Of course, the running, swimming, shooting, fencing and riding has to be done, but Coyle also has to put the hours in in the gym.

Every athlete knows that gym work has to be done in order to perform to their optimum in their sport. Not everyone enjoys it but Coyle sees it as more than just something she has to do.

“I do two gym sessions a week with Martina McCarthy from the Institute of Sport. I’ve seen massive gains there this year and also huge for injury prevention and getting a different running form which I’m trying to work on, and keeping strength in all my sports.

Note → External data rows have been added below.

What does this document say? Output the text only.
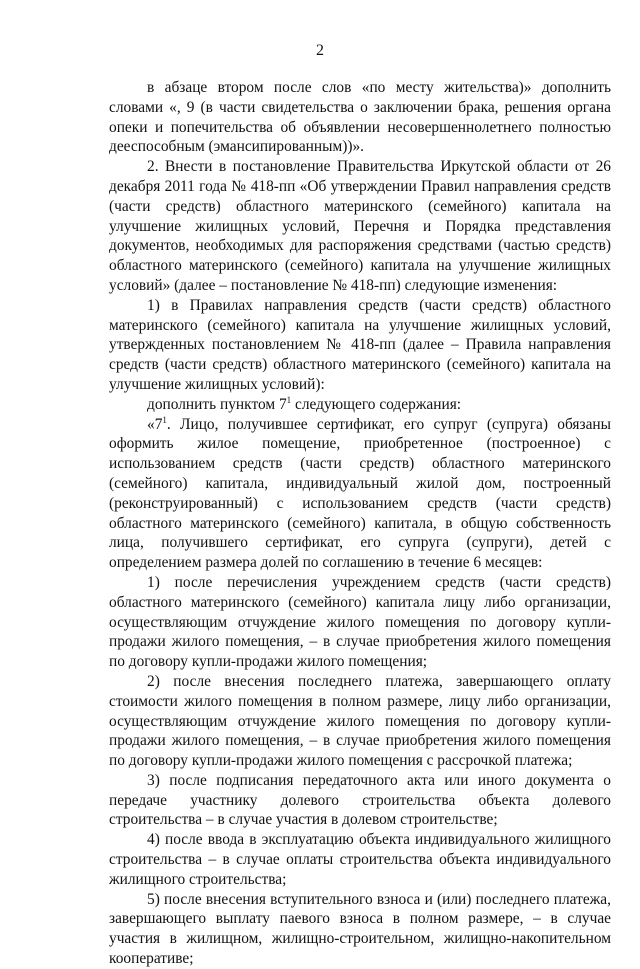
2

в абзаце втором после слов «по месту жительства)» дополнить словами «, 9 (в части свидетельства о заключении брака, решения органа опеки и попечительства об объявлении несовершеннолетнего полностью дееспособным (эмансипированным))».

2. Внести в постановление Правительства Иркутской области от 26 декабря 2011 года № 418-пп «Об утверждении Правил направления средств (части средств) областного материнского (семейного) капитала на улучшение жилищных условий, Перечня и Порядка представления документов, необходимых для распоряжения средствами (частью средств) областного материнского (семейного) капитала на улучшение жилищных условий» (далее – постановление № 418-пп) следующие изменения:

1) в Правилах направления средств (части средств) областного материнского (семейного) капитала на улучшение жилищных условий, утвержденных постановлением № 418-пп (далее – Правила направления средств (части средств) областного материнского (семейного) капитала на улучшение жилищных условий):

дополнить пунктом $7^1$ следующего содержания:

«$7^1$. Лицо, получившее сертификат, его супруг (супруга) обязаны оформить жилое помещение, приобретенное (построенное) с использованием средств (части средств) областного материнского (семейного) капитала, индивидуальный жилой дом, построенный (реконструированный) с использованием средств (части средств) областного материнского (семейного) капитала, в общую собственность лица, получившего сертификат, его супруга (супруги), детей с определением размера долей по соглашению в течение 6 месяцев:

1) после перечисления учреждением средств (части средств) областного материнского (семейного) капитала лицу либо организации, осуществляющим отчуждение жилого помещения по договору купли-продажи жилого помещения, – в случае приобретения жилого помещения по договору купли-продажи жилого помещения;

2) после внесения последнего платежа, завершающего оплату стоимости жилого помещения в полном размере, лицу либо организации, осуществляющим отчуждение жилого помещения по договору купли-продажи жилого помещения, – в случае приобретения жилого помещения по договору купли-продажи жилого помещения с рассрочкой платежа;

3) после подписания передаточного акта или иного документа о передаче участнику долевого строительства объекта долевого строительства – в случае участия в долевом строительстве;

4) после ввода в эксплуатацию объекта индивидуального жилищного строительства – в случае оплаты строительства объекта индивидуального жилищного строительства;

5) после внесения вступительного взноса и (или) последнего платежа, завершающего выплату паевого взноса в полном размере, – в случае участия в жилищном, жилищно-строительном, жилищно-накопительном кооперативе;
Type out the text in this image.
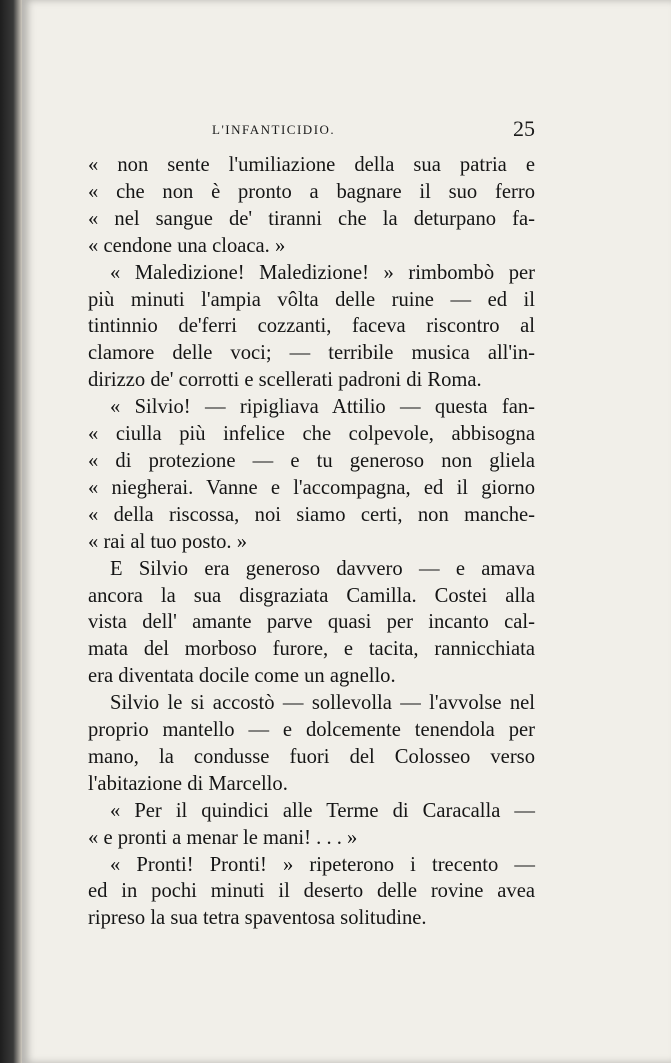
L'INFANTICIDIO.	25
« non sente l'umiliazione della sua patria e
« che non è pronto a bagnare il suo ferro
« nel sangue de' tiranni che la deturpano fa-
« cendone una cloaca. »
« Maledizione! Maledizione! » rimbombò per
più minuti l'ampia vôlta delle ruine — ed il
tintinnio de'ferri cozzanti, faceva riscontro al
clamore delle voci; — terribile musica all'in-
dirizzo de' corrotti e scellerati padroni di Roma.
« Silvio! — ripigliava Attilio — questa fan-
« ciulla più infelice che colpevole, abbisogna
« di protezione — e tu generoso non gliela
« niegherai. Vanne e l'accompagna, ed il giorno
« della riscossa, noi siamo certi, non manche-
« rai al tuo posto. »
E Silvio era generoso davvero — e amava
ancora la sua disgraziata Camilla. Costei alla
vista dell' amante parve quasi per incanto cal-
mata del morboso furore, e tacita, rannicchiata
era diventata docile come un agnello.
Silvio le si accostò — sollevolla — l'avvolse nel
proprio mantello — e dolcemente tenendola per
mano, la condusse fuori del Colosseo verso
l'abitazione di Marcello.
« Per il quindici alle Terme di Caracalla —
« e pronti a menar le mani! . . . »
« Pronti! Pronti! » ripeterono i trecento —
ed in pochi minuti il deserto delle rovine avea
ripreso la sua tetra spaventosa solitudine.
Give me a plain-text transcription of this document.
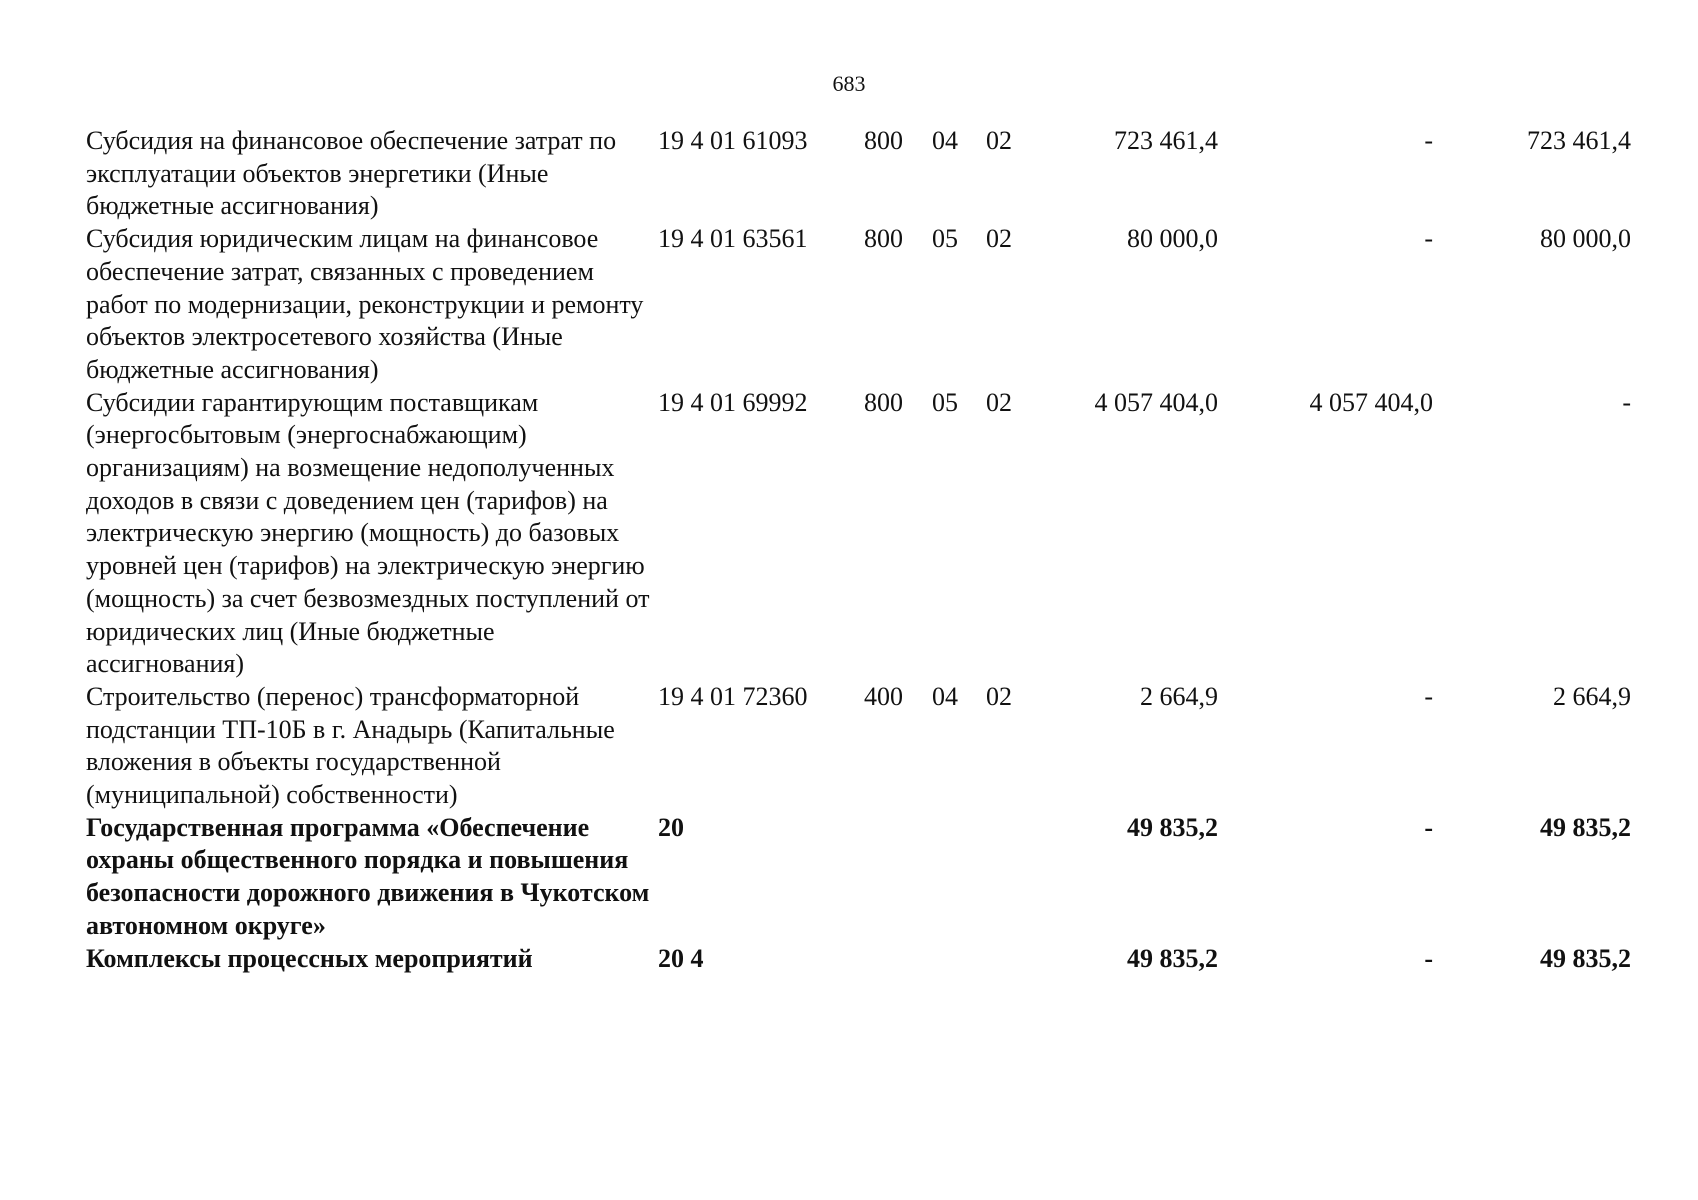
683
Субсидия на финансовое обеспечение затрат по эксплуатации объектов энергетики (Иные бюджетные ассигнования)	19 4 01 61093	800	04	02	723 461,4	-	723 461,4
Субсидия юридическим лицам на финансовое обеспечение затрат, связанных с проведением работ по модернизации, реконструкции и ремонту объектов электросетевого хозяйства (Иные бюджетные ассигнования)	19 4 01 63561	800	05	02	80 000,0	-	80 000,0
Субсидии гарантирующим поставщикам (энергосбытовым (энергоснабжающим) организациям) на возмещение недополученных доходов в связи с доведением цен (тарифов) на электрическую энергию (мощность) до базовых уровней цен (тарифов) на электрическую энергию (мощность) за счет безвозмездных поступлений от юридических лиц (Иные бюджетные ассигнования)	19 4 01 69992	800	05	02	4 057 404,0	4 057 404,0	-
Строительство (перенос) трансформаторной подстанции ТП-10Б в г. Анадырь (Капитальные вложения в объекты государственной (муниципальной) собственности)	19 4 01 72360	400	04	02	2 664,9	-	2 664,9
Государственная программа «Обеспечение охраны общественного порядка и повышения безопасности дорожного движения в Чукотском автономном округе»	20				49 835,2	-	49 835,2
Комплексы процессных мероприятий	20 4				49 835,2	-	49 835,2
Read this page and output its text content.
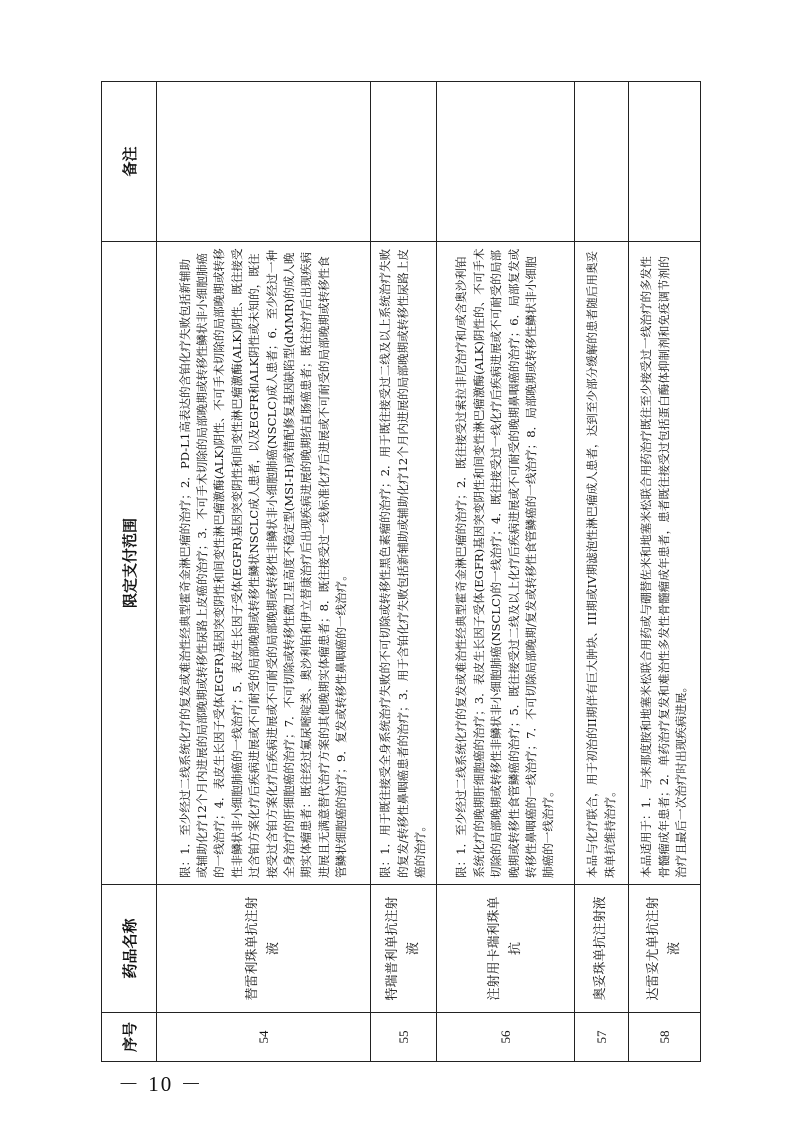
序号	药品名称	限定支付范围	备注
54	替雷利珠单抗注射液	限：1．至少经过二线系统化疗的复发或难治性经典型霍奇金淋巴瘤的治疗；2．PD-L1高表达的含铂化疗失败包括新辅助或辅助化疗12个月内进展的局部晚期或转移性尿路上皮癌的治疗；3．不可手术切除的局部晚期或转移性鳞状非小细胞肺癌的一线治疗；4．表皮生长因子受体(EGFR)基因突变阴性和间变性淋巴瘤激酶(ALK)阴性、不可手术切除的局部晚期或转移性非鳞状非小细胞肺癌的一线治疗；5．表皮生长因子受体(EGFR)基因突变阴性和间变性淋巴瘤激酶(ALK)阴性、既往接受过含铂方案化疗后疾病进展或不可耐受的局部晚期或转移性鳞状NSCLC成人患者，以及EGFR和ALK阴性或未知的，既往接受过含铂方案化疗后疾病进展或不可耐受的局部晚期或转移性非鳞状非小细胞肺癌(NSCLC)成人患者；6．至少经过一种全身治疗的肝细胞癌的治疗；7．不可切除或转移性微卫星高度不稳定型(MSI-H)或错配修复基因缺陷型(dMMR)的成人晚期实体瘤患者：既往经过氟尿嘧啶类、奥沙利铂和伊立替康治疗后出现疾病进展的晚期结直肠癌患者；既往治疗后出现疾病进展且无满意替代治疗方案的其他晚期实体瘤患者；8．既往接受过一线标准化疗后进展或不可耐受的局部晚期或转移性食管鳞状细胞癌的治疗；9．复发或转移性鼻咽癌的一线治疗。	
55	特瑞普利单抗注射液	限：1．用于既往接受全身系统治疗失败的不可切除或转移性黑色素瘤的治疗；2．用于既往接受过二线及以上系统治疗失败的复发/转移性鼻咽癌患者的治疗；3．用于含铂化疗失败包括新辅助或辅助化疗12个月内进展的局部晚期或转移性尿路上皮癌的治疗。	
56	注射用卡瑞利珠单抗	限：1．至少经过二线系统化疗的复发或难治性经典型霍奇金淋巴瘤的治疗；2．既往接受过索拉非尼治疗和/或含奥沙利铂系统化疗的晚期肝细胞癌的治疗；3．表皮生长因子受体(EGFR)基因突变阴性和间变性淋巴瘤激酶(ALK)阴性的、不可手术切除的局部晚期或转移性非鳞状非小细胞肺癌(NSCLC)的一线治疗；4．既往接受过一线化疗后疾病进展或不可耐受的局部晚期或转移性食管鳞癌的治疗；5．既往接受过二线及以上化疗后疾病进展或不可耐受的晚期鼻咽癌的治疗；6．局部复发或转移性鼻咽癌的一线治疗；7．不可切除局部晚期/复发或转移性食管鳞癌的一线治疗；8．局部晚期或转移性鳞状非小细胞肺癌的一线治疗。	
57	奥妥珠单抗注射液	本品与化疗联合，用于初治的II期伴有巨大肿块、III期或IV期滤泡性淋巴瘤成人患者，达到至少部分缓解的患者随后用奥妥珠单抗维持治疗。	
58	达雷妥尤单抗注射液	本品适用于：1．与来那度胺和地塞米松联合用药或与硼替佐米和地塞米松联合用药治疗既往至少接受过一线治疗的多发性骨髓瘤成年患者；2．单药治疗复发和难治性多发性骨髓瘤成年患者，患者既往接受过包括蛋白酶体抑制剂和免疫调节剂的治疗且最后一次治疗时出现疾病进展。	
－ 10 －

“It’s definitely core, and Martina is incredible with the drills and all the different exercises that we work on, flexibility and strength as well so that’s really really important.

“I would do a lot of different heavy things, like heavy squats, a lot of lifting and then running drills as well. Different weeks are for different things. I was never very good at gym, but this year I’m much better, much stronger and I can see it across all my different sports.

“I really enjoy gym, I think half if that is Martina is really fun as well, but also I really enjoy the benefits you see each week. Maybe you can lift more, not every week obviously. But drills are getting easier and flexibility is getting better so that’s what I enjoy.”

Natalya Coyle, Fiona Coghlan, Annalise Murphy and Mags D'Arcy Source: Dan Sheridan/INPHO

With her load of training, nutrition is, of course, of huge importance. She burns about 3000-4000 calories on a daily basis and hence, must fuel her body accordingly.

“Each day is very different depending on what I do. I always start off the morning with something porridge-based, milk-based like that, different berries and things on top.

Then I’ll have an ‘elevensie snack’. I could have a big lunch depending on whatever is on, it’s going to be carb-based with protein and veg, and then I’ll have another snack at about 3pm or 4pm before my main set, recovery shake after that. A big carb-based dinner with protein as well and vegetables, and then I’ll have another snack before dinner.

“So a lot of food throughout the day. For me, it’s key to keep grazing because I’m not a big person I find it difficult to eat an awful lot all the time. It’s up to me, it’s a key component.”

My body is my work so I’ve got to fuel it really well.”